Does the laptop always help? Non-compliance and interviewer effects in cognitive tests
Jul 25, 11:30
Individual performance in a cognitive test does not only reflect inherent ability but also contextual circumstances and differences in interviewers’ styles. One way to scale down the impact of interviewers is to shift administration of a cognitive test to a technical device. However, this approach can introduce mode effects, as some interviewers may deviate from the study protocol and administer the test without the help of the technical device for some but not all respondents.
In this work, we study test scores of the word recall test, collected in Understanding Society. Under the default procedure, respondents hear ten words from the laptop of the interviewer. Nevertheless, for about 20% of respondents in our sample the interviewer instead reads the words herself, leading to the cognitive test being effectively administered in two distinct modes.
We aim to answer three questions. Firstly, we ask which determinants drive imperfect compliance with the study protocol. Next, we turn to the question of what drives the difference in performance between the two modes. Finally, we seek to answer whether administration via the computer successfully reduces interviewer effects.
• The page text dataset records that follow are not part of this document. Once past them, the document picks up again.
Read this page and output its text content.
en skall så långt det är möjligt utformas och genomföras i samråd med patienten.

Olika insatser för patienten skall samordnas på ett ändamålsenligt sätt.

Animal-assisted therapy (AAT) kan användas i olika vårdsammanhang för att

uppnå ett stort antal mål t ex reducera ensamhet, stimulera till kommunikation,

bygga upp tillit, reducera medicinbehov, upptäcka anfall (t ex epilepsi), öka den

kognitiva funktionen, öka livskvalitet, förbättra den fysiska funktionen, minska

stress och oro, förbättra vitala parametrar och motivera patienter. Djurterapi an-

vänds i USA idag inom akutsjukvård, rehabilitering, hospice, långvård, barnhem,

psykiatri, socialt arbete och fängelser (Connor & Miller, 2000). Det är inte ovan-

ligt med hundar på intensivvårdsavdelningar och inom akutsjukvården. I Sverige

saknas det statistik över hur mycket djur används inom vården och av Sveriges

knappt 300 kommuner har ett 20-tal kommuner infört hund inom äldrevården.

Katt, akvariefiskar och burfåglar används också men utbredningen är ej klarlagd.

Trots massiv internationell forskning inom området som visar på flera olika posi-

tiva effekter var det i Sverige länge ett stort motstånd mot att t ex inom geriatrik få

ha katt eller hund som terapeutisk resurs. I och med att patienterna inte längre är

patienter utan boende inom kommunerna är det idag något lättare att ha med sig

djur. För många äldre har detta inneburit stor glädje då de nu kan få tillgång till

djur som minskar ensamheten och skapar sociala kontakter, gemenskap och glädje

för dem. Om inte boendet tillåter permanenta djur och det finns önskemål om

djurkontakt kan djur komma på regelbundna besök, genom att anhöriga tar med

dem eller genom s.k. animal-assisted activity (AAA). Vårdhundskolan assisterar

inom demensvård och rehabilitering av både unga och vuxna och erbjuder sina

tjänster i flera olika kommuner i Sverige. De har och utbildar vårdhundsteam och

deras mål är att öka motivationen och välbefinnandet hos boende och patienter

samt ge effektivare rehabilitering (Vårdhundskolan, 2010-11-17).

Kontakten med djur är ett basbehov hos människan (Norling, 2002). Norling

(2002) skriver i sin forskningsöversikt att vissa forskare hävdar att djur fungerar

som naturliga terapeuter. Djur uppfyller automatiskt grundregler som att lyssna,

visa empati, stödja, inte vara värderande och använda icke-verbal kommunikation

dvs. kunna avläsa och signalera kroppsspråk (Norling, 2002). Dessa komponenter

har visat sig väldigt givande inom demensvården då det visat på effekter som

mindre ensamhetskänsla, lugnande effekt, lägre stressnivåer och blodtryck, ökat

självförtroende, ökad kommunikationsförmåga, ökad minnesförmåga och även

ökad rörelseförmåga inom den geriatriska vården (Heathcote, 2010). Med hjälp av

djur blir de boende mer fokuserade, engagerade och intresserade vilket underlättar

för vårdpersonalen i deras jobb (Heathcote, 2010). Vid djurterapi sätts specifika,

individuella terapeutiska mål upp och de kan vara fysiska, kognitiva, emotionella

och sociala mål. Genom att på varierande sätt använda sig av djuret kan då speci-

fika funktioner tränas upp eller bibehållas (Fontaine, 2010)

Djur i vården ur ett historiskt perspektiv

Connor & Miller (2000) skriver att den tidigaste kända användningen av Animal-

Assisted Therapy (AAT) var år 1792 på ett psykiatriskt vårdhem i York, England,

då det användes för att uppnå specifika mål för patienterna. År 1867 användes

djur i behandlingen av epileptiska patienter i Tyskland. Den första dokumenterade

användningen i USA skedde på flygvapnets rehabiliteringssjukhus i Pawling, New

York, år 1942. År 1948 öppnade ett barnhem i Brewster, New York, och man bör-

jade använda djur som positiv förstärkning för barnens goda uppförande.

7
We find that hearing the words from the interviewer is predicted by respondent characteristics, which have been associated with the propensity to use technologies. Moreover, the share of respondents who hear the words from the interviewer varies greatly across interviewers. Selection effects appear to be the main driver of performance differences in our setting. Those respondents who are read the words to by the interviewer, perform significantly worse not only in the word recall test but also in other cognitive tests. Finally, our results suggest that the use of the laptop does indeed reduce interviewer effects. Therefore, the use of laptops in administration of the word recall test may be preferable, despite the problem of non-compliance.